In the latest work Bianconi and colleagues used X-rays to study the time-evolution of lanthanum copper oxide. Working at the ELETTRA synchrotron in Trieste, the team first heated up a sample of the material to about 50 °C to create disorder in the oxygen ions. Then they brought the sample back to room temperature and exposed it to an X-ray beam from the facility while using a CCD detector to record the X-rays reflected from the surface of the sample.

When the intensity of the beam was relatively low, the ions remained disordered. More precisely, the team found many small regions of order but no larger ones, which meant that the material was not superconducting. But once the intensity crossed a certain threshold the researchers discovered that larger regions of order began to emerge and, as a result, the material became superconducting. They also found that the time taken to reach this superconducting state depended on the intensity of the beam. “The superconductivity is like a plant,” says Bianconi. “It needs a certain minimum intensity of light and then it grows over time.”

Carving out wires

The researchers then narrowed down the X-ray beam so that it was just a tenth of a millimetre across and found that the fractal-like regions occurred only where the beam struck the sample. In other words, they say, a directional, narrow X-ray beam could be used to carve out superconducting wires and components within an otherwise non-superconducting sample of lanthanum copper oxide. And they say that this process could be repeated many times over on a single piece of the material, just as a compact disc can be written to multiple times. Whereas the surface of a CD is wiped clean and then written to using laser beams, in this case the material surface was restored to its disordered state using a flash of warm air, although Bianconi says that lasers could also be used.

According to Bianconi, this technique could be used to make circuits containing SQUIDs, which might form the basis of qubits inside a quantum computer. He believes this would be easier to carry out than the lithography currently used to manufacture SQUIDs because it would require no photosensitive mask and no chemicals to wash away that mask. “You shine the X-rays directly onto the active material and then move the X-rays around like you would a pen,” he says.

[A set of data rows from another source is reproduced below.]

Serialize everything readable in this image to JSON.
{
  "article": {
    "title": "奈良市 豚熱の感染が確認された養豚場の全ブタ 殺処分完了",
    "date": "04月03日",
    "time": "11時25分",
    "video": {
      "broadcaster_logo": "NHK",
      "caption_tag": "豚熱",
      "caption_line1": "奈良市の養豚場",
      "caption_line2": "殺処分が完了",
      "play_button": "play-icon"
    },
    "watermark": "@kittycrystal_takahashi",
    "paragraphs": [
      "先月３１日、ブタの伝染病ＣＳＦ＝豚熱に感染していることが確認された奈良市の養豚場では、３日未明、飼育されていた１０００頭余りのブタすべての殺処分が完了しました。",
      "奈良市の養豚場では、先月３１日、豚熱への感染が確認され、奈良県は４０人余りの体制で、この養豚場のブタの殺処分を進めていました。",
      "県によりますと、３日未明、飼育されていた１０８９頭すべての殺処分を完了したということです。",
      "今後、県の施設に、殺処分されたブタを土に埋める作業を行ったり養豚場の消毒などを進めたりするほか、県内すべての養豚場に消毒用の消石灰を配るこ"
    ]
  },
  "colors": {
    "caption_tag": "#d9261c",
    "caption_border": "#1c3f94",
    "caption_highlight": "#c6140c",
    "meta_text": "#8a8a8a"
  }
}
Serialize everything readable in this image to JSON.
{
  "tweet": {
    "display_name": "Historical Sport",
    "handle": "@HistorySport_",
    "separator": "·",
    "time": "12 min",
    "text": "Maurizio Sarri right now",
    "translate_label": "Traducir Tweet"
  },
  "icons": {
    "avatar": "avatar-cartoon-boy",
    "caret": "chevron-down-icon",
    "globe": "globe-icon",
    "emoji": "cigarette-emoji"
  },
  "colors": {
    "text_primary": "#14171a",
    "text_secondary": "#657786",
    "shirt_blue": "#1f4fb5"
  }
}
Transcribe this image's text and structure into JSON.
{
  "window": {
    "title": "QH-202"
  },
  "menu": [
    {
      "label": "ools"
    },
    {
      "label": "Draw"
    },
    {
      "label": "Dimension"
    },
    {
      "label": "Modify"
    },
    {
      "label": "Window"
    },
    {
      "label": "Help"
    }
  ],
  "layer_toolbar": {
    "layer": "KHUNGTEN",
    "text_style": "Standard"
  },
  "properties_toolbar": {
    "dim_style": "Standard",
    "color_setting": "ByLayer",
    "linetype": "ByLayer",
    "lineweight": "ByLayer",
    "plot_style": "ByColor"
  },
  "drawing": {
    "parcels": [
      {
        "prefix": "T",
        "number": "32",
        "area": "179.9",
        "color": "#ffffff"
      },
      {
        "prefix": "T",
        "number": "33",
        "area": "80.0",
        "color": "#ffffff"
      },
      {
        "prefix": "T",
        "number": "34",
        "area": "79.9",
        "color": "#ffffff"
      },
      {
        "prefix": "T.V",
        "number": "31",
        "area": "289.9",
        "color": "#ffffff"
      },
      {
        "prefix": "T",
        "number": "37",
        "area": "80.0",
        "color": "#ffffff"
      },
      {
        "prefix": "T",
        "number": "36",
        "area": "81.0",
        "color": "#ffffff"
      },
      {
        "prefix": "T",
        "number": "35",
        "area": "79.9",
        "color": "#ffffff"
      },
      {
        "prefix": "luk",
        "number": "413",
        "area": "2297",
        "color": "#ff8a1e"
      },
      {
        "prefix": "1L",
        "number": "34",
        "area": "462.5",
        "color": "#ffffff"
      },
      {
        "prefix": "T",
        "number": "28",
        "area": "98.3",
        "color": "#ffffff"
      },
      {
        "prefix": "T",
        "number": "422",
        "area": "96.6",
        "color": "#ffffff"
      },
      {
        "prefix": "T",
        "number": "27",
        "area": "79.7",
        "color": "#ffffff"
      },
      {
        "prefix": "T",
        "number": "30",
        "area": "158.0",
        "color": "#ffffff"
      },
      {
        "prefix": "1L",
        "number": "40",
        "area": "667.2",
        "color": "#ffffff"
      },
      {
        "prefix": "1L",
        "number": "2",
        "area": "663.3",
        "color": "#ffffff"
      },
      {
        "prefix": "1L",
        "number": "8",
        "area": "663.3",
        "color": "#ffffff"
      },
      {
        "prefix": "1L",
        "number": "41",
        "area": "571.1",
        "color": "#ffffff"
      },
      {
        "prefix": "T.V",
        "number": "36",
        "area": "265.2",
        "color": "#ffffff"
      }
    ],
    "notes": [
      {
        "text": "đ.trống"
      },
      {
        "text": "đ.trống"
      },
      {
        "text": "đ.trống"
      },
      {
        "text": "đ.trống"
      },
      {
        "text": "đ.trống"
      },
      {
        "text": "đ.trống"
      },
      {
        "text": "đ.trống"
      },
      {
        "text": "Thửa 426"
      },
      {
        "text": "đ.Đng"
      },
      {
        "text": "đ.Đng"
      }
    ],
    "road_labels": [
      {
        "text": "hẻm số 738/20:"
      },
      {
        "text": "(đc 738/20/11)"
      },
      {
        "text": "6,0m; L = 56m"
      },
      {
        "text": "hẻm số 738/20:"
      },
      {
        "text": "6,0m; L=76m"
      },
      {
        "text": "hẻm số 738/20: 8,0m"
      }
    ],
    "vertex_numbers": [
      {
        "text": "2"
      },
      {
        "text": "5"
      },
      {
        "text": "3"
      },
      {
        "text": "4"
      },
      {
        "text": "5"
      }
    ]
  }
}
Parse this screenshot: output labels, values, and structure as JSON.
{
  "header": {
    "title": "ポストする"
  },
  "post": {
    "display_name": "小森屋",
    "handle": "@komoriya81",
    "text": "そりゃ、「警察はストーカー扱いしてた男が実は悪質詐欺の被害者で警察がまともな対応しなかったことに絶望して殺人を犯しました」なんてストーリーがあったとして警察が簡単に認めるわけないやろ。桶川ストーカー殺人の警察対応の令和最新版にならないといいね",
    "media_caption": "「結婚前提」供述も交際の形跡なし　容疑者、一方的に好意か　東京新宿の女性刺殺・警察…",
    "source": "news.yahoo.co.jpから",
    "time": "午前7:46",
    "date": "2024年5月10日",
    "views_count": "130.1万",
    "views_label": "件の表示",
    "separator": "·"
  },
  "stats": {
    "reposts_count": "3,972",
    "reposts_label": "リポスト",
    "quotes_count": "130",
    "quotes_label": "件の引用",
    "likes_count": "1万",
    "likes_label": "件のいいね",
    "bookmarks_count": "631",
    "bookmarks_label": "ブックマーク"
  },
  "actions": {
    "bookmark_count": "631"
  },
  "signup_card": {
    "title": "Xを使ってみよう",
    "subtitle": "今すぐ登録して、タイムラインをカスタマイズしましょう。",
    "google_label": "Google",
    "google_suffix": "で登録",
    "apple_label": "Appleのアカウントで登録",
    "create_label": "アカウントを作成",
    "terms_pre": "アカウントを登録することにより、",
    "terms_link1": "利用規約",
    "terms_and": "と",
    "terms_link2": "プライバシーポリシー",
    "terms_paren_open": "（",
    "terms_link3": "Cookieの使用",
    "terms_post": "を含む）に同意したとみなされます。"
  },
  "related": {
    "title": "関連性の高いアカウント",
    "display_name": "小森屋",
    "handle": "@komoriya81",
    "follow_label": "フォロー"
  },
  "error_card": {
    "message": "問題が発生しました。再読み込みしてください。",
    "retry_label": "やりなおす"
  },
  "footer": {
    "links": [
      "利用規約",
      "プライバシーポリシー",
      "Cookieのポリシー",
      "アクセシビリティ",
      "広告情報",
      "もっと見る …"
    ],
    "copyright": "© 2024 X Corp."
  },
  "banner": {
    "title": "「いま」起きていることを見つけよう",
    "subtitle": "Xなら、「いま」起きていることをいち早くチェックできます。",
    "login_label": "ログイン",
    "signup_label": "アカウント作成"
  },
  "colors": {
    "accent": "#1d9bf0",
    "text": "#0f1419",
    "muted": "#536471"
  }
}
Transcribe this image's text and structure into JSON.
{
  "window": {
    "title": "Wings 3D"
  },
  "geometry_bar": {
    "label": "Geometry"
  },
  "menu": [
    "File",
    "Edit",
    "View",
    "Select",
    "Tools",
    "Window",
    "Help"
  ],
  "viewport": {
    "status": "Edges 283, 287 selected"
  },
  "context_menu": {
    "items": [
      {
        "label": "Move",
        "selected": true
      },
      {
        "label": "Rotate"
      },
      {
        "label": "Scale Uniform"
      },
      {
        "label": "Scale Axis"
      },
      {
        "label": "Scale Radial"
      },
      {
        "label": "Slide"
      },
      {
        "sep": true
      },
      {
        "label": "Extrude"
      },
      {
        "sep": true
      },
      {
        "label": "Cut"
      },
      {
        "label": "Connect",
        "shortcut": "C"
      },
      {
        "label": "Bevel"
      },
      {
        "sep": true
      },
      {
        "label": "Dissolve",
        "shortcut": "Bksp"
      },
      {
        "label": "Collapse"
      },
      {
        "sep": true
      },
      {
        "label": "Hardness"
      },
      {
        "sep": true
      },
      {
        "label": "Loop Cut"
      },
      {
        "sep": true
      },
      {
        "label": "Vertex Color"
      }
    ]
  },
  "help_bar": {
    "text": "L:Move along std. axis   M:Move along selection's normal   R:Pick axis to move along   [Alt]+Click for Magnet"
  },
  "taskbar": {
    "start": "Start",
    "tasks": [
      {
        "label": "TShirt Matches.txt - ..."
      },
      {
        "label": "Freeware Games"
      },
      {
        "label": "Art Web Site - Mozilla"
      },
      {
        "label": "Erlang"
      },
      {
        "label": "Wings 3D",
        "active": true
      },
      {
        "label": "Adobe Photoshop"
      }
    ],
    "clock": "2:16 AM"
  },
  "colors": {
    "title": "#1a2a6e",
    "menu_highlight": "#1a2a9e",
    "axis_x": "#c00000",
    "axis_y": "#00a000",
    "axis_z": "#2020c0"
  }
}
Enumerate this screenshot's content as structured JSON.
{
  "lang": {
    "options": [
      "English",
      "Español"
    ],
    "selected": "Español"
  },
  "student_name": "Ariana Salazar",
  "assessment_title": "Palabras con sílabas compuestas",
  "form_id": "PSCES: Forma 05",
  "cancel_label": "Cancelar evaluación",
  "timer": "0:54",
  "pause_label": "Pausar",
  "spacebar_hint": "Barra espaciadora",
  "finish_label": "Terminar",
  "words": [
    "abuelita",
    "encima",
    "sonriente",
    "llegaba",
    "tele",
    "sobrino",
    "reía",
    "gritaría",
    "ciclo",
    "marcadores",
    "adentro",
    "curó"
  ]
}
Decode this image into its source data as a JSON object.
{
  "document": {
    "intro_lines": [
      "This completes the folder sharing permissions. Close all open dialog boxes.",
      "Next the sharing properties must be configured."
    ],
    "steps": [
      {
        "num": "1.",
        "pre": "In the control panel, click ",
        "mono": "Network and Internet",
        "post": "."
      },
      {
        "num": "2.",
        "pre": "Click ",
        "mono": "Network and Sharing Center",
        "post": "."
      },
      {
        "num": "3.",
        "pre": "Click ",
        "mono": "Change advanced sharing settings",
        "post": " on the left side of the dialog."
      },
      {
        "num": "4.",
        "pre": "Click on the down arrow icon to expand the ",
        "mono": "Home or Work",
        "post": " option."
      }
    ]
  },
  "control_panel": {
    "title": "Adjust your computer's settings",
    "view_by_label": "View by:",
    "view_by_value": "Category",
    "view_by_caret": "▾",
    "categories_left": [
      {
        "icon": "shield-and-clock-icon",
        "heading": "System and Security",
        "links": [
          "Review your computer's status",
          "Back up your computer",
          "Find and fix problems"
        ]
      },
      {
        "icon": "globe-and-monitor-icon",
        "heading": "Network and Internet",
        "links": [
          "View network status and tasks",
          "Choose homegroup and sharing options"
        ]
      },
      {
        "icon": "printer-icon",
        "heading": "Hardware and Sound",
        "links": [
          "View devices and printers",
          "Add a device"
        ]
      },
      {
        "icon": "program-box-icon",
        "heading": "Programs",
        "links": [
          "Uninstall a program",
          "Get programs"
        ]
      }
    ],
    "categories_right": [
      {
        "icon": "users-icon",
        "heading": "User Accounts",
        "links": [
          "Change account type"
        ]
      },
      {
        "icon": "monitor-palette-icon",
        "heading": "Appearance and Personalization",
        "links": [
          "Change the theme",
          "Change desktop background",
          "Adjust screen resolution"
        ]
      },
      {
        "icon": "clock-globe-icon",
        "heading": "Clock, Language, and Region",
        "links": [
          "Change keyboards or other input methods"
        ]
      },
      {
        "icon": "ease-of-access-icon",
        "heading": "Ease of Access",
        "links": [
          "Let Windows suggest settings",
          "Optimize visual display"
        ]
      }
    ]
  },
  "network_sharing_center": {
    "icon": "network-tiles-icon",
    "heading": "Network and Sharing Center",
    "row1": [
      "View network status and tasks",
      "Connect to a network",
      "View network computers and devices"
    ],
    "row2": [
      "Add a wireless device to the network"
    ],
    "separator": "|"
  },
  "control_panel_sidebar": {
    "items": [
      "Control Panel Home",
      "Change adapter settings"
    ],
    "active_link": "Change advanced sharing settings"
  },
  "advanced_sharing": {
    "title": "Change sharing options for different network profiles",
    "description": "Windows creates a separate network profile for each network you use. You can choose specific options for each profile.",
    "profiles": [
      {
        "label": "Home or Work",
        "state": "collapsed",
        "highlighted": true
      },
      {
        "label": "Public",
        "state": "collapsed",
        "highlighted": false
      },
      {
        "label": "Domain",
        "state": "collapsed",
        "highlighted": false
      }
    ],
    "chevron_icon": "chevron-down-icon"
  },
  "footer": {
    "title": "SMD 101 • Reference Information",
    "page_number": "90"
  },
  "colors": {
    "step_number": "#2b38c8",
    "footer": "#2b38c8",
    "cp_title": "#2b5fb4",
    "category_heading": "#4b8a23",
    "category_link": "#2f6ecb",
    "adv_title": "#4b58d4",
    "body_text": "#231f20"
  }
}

Bianconi says that his group hopes to make SQUIDs in this way using the facilities of the London Centre for Nanotechnology, run jointly by University College London and Imperial College. He also believes it should be possible to extend the principle beyond superconductors, to use X-rays to etch out electronic circuits more generally. Further into the future, he even envisages computers using the technique to modify their own circuitry in order to solve ever more complex problems. “Using more complex materials than silicon gives you this greater flexibility,” he says.